Libra (24 September-23 October)
Big ideas for your home/ bedroom/ park bench find some traction through unlikely sources Luscious Libra. So you need a llama, a plasma ball and a goanna for your latest project, how hard can it be? One Insta post and a retired Peruvian colonel supplies all three. Don’t look a gift soldier in the mouth.
Scorpio (24 October-22 November)
An overwhelming need to fill any gaps in self confidence with the consumption of pretty things propels you into the heart of a Black Friday frenzy. This isn’t just a shopping spree, it’s a shopping offensive with a mental list of required items and a ruthless acquisition strategy. Go easy on the staff and the card.
Sagittarius (23 November-21 December)
Once you have convinced yourself that you deserve something Saucy Sag, there’s no shifting your trajectory. Whatever it is, you’ve done your research (well Alexa did) and the algorithmic shopping editor has chosen your destination.
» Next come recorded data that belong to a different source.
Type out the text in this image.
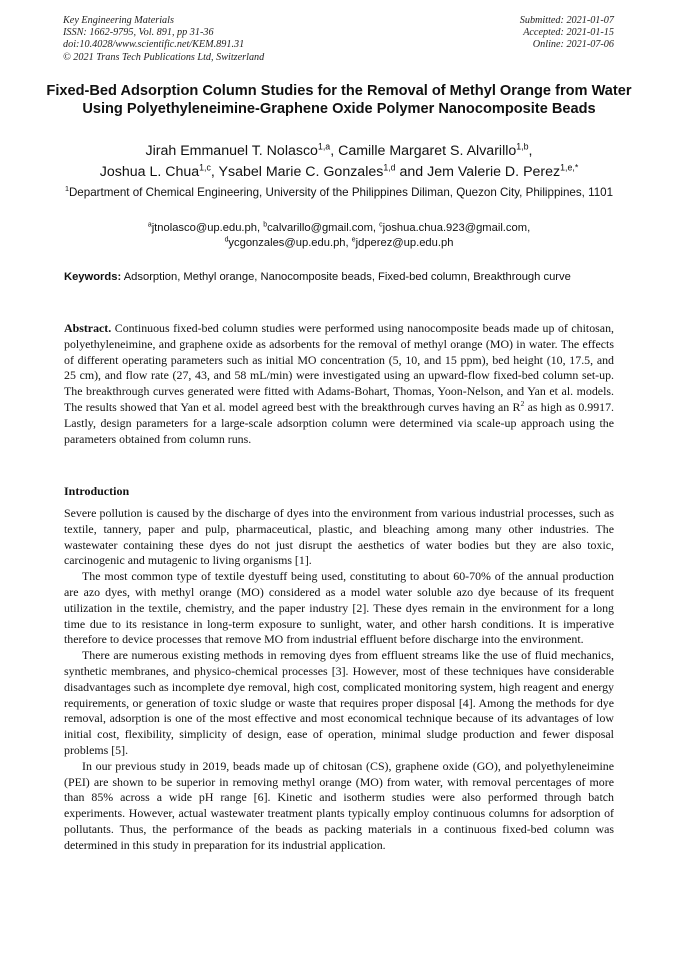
Key Engineering Materials
ISSN: 1662-9795, Vol. 891, pp 31-36
doi:10.4028/www.scientific.net/KEM.891.31
© 2021 Trans Tech Publications Ltd, Switzerland
Submitted: 2021-01-07
Accepted: 2021-01-15
Online: 2021-07-06
Fixed-Bed Adsorption Column Studies for the Removal of Methyl Orange from Water Using Polyethyleneimine-Graphene Oxide Polymer Nanocomposite Beads
Jirah Emmanuel T. Nolasco$^{1,a}$, Camille Margaret S. Alvarillo$^{1,b}$,
Joshua L. Chua$^{1,c}$, Ysabel Marie C. Gonzales$^{1,d}$ and Jem Valerie D. Perez$^{1,e,*}$
$^1$Department of Chemical Engineering, University of the Philippines Diliman, Quezon City, Philippines, 1101
$^a$jtnolasco@up.edu.ph, $^b$calvarillo@gmail.com, $^c$joshua.chua.923@gmail.com,
$^d$ycgonzales@up.edu.ph, $^e$jdperez@up.edu.ph
Keywords: Adsorption, Methyl orange, Nanocomposite beads, Fixed-bed column, Breakthrough curve
Abstract. Continuous fixed-bed column studies were performed using nanocomposite beads made up of chitosan, polyethyleneimine, and graphene oxide as adsorbents for the removal of methyl orange (MO) in water. The effects of different operating parameters such as initial MO concentration (5, 10, and 15 ppm), bed height (10, 17.5, and 25 cm), and flow rate (27, 43, and 58 mL/min) were investigated using an upward-flow fixed-bed column set-up. The breakthrough curves generated were fitted with Adams-Bohart, Thomas, Yoon-Nelson, and Yan et al. models. The results showed that Yan et al. model agreed best with the breakthrough curves having an $R^2$ as high as 0.9917. Lastly, design parameters for a large-scale adsorption column were determined via scale-up approach using the parameters obtained from column runs.
Introduction

Severe pollution is caused by the discharge of dyes into the environment from various industrial processes, such as textile, tannery, paper and pulp, pharmaceutical, plastic, and bleaching among many other industries. The wastewater containing these dyes do not just disrupt the aesthetics of water bodies but they are also toxic, carcinogenic and mutagenic to living organisms [1].

The most common type of textile dyestuff being used, constituting to about 60-70% of the annual production are azo dyes, with methyl orange (MO) considered as a model water soluble azo dye because of its frequent utilization in the textile, chemistry, and the paper industry [2]. These dyes remain in the environment for a long time due to its resistance in long-term exposure to sunlight, water, and other harsh conditions. It is imperative therefore to device processes that remove MO from industrial effluent before discharge into the environment.

There are numerous existing methods in removing dyes from effluent streams like the use of fluid mechanics, synthetic membranes, and physico-chemical processes [3]. However, most of these techniques have considerable disadvantages such as incomplete dye removal, high cost, complicated monitoring system, high reagent and energy requirements, or generation of toxic sludge or waste that requires proper disposal [4]. Among the methods for dye removal, adsorption is one of the most effective and most economical technique because of its advantages of low initial cost, flexibility, simplicity of design, ease of operation, minimal sludge production and fewer disposal problems [5].

In our previous study in 2019, beads made up of chitosan (CS), graphene oxide (GO), and polyethyleneimine (PEI) are shown to be superior in removing methyl orange (MO) from water, with removal percentages of more than 85% across a wide pH range [6]. Kinetic and isotherm studies were also performed through batch experiments. However, actual wastewater treatment plants typically employ continuous columns for adsorption of pollutants. Thus, the performance of the beads as packing materials in a continuous fixed-bed column was determined in this study in preparation for its industrial application.
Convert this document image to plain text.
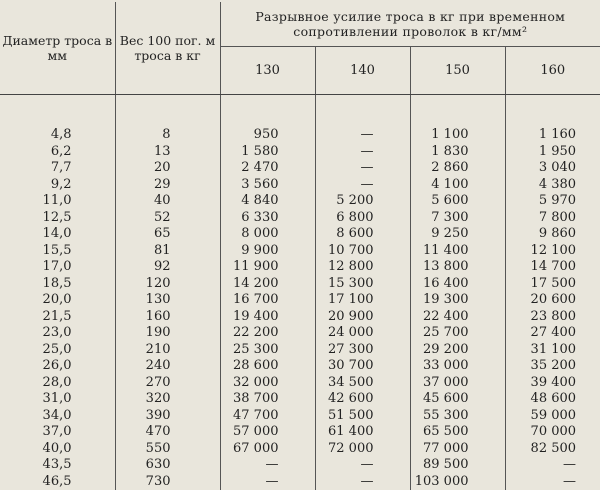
Диаметр троса в мм	Вес 100 пог. м троса в кг	Разрывное усилие троса в кг при временном сопротивлении проволок в кг/мм²			
		130	140	150	160

4,8	8	950	—	1 100	1 160
6,2	13	1 580	—	1 830	1 950
7,7	20	2 470	—	2 860	3 040
9,2	29	3 560	—	4 100	4 380
11,0	40	4 840	5 200	5 600	5 970
12,5	52	6 330	6 800	7 300	7 800
14,0	65	8 000	8 600	9 250	9 860
15,5	81	9 900	10 700	11 400	12 100
17,0	92	11 900	12 800	13 800	14 700
18,5	120	14 200	15 300	16 400	17 500
20,0	130	16 700	17 100	19 300	20 600
21,5	160	19 400	20 900	22 400	23 800
23,0	190	22 200	24 000	25 700	27 400
25,0	210	25 300	27 300	29 200	31 100
26,0	240	28 600	30 700	33 000	35 200
28,0	270	32 000	34 500	37 000	39 400
31,0	320	38 700	42 600	45 600	48 600
34,0	390	47 700	51 500	55 300	59 000
37,0	470	57 000	61 400	65 500	70 000
40,0	550	67 000	72 000	77 000	82 500
43,5	630	—	—	89 500	—
46,5	730	—	—	103 000	—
Steady on the spend Saucy.
Capricorn (22 December-20 January)
The daydream fairy left some crystals on your pillow last night Billy Goat and you can’t seem to settle on a plan of action. Lofty ideas replace sensible strategies and the tug of war is just making you tired. Don’t stress, the fairies will move on and hopefully leave some ideas behind.
Aquarius (21 January-18 February)
A cursory search for your ancestors Actual Aquarius picks up a string of shamans, an astrophysicist and a snake oil salesman. Proud of two-thirds of what you find you tell the world using interpretive dance and TikTok. Your friends don’t respond, but rest assured they understand you a little better now.
Pisces (19 February-20 March)
An overwhelming need for lovin’ today has you brushing up on useful skills and learning some new songs. Armed with lovable attributes and a vague notion that you are a lot like your mother, you swim upstream and on to a different pond. Don’t go changin’ Little Fish.